In the meantime, it is proceeding with a carbon capture project with Nova Chemicals Corporation at Joffre, near Red Deer, Alta., that has one major advantage: a ready market for CO2. Inventys intends to supply CO2, captured from a natural gas steam boiler, to Penn West Petroleum, which has been using CO2 for an EOR flood for 30 years.
Last July, Inventys was awarded $3 million in CCEMC funding for the $6-million project, to be installed in the spring of 2014. Assuming a 90 per cent capture rate and taking into account the energy penalty to separate, compress and ship the CO2, it is estimated the project will sequester one megatonne of CO2 over the next decade.
The project will be closely watched by oilsands producers, since Inventys estimates it could significantly undercut costs of other methods. Based on modelling, its own testing and a third-party engineering firm's evaluation, it estimates a CO2 capture cost as low as $20 per tonne. Compression could add another $10 or $30 to the cost before transportation is factored in.
Inventys changed the structure of the CO2 adsorbent it uses and applied a capital- and energy-efficient rotary adsorption technology to cut costs significantly. Brett Henkel, Inventys' co-founder and vice-president of operations, calls the company's VeloxoTherm process "a completely different technology [compared to the conventional solvent process] using a solid sorbent that has the potential to be a step change in cost."

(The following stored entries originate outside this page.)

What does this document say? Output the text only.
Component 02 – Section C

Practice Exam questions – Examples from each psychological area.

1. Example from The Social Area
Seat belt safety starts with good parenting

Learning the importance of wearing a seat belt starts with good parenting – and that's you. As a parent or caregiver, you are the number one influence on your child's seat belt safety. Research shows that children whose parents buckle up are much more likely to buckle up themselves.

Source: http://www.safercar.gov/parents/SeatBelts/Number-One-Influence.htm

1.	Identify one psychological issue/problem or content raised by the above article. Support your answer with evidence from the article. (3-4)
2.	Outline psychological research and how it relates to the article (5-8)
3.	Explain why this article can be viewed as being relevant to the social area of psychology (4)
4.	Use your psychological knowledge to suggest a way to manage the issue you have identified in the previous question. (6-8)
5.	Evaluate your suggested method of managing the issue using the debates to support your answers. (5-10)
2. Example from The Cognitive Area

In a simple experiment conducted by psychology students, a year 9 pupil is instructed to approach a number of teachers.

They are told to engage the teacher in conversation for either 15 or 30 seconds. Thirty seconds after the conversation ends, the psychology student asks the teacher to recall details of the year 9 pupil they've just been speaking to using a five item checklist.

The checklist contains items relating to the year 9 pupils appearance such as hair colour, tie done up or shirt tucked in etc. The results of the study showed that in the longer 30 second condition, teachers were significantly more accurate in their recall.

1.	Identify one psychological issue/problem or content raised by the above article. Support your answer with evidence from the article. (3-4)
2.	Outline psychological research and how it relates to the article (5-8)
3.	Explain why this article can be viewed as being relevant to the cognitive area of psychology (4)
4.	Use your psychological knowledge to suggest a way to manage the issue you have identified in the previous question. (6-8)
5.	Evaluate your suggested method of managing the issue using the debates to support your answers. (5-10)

VeloxoTherm uses a novel continuous rotary adsorption technology in which a large wheel made of adsorbent turns about one revolution per minute. On one side of the wheel, the spokes collect CO2 while allowing other gases such as nitrogen and water vapour to pass through. On the other side, the spokes comes into contact with counter-current steam that releases the CO2. The structured adsorbent can recover and store thermal energy evolved during adsorption and reuse the energy during regeneration, ensuring a minimum of energy is required for regeneration (see "Back to the Oil Age," New Technology Magazine, January 2012).
"It's not proven yet at scale—that's why we are doing demonstrations to prove that, but the potential for the technology to be that cost-effective is there," says Henkel.
Inventys will have a one-tonne-per-day CO2 capture demonstration with all the features of a full plant operating in its lab by September, he says, and has another pilot plant scheduled for the field with an undisclosed partner at 10 tonnes per day. The Joffre pilot is 50 tonnes per day.
If Inventys proves out the technology and hits $20 a tonne, "maybe that will change the equation," for CO2 EOR in western Canada, which has been slow to adopt the EOR technique, Henkel says. "We are pretty confident that the CO2 EOR market is going to be there, it's just a matter of time. As for carbon capture and storage, it depends on who you talk to whether that is actually going to be a market or not. Maybe our low cost will change that equation too."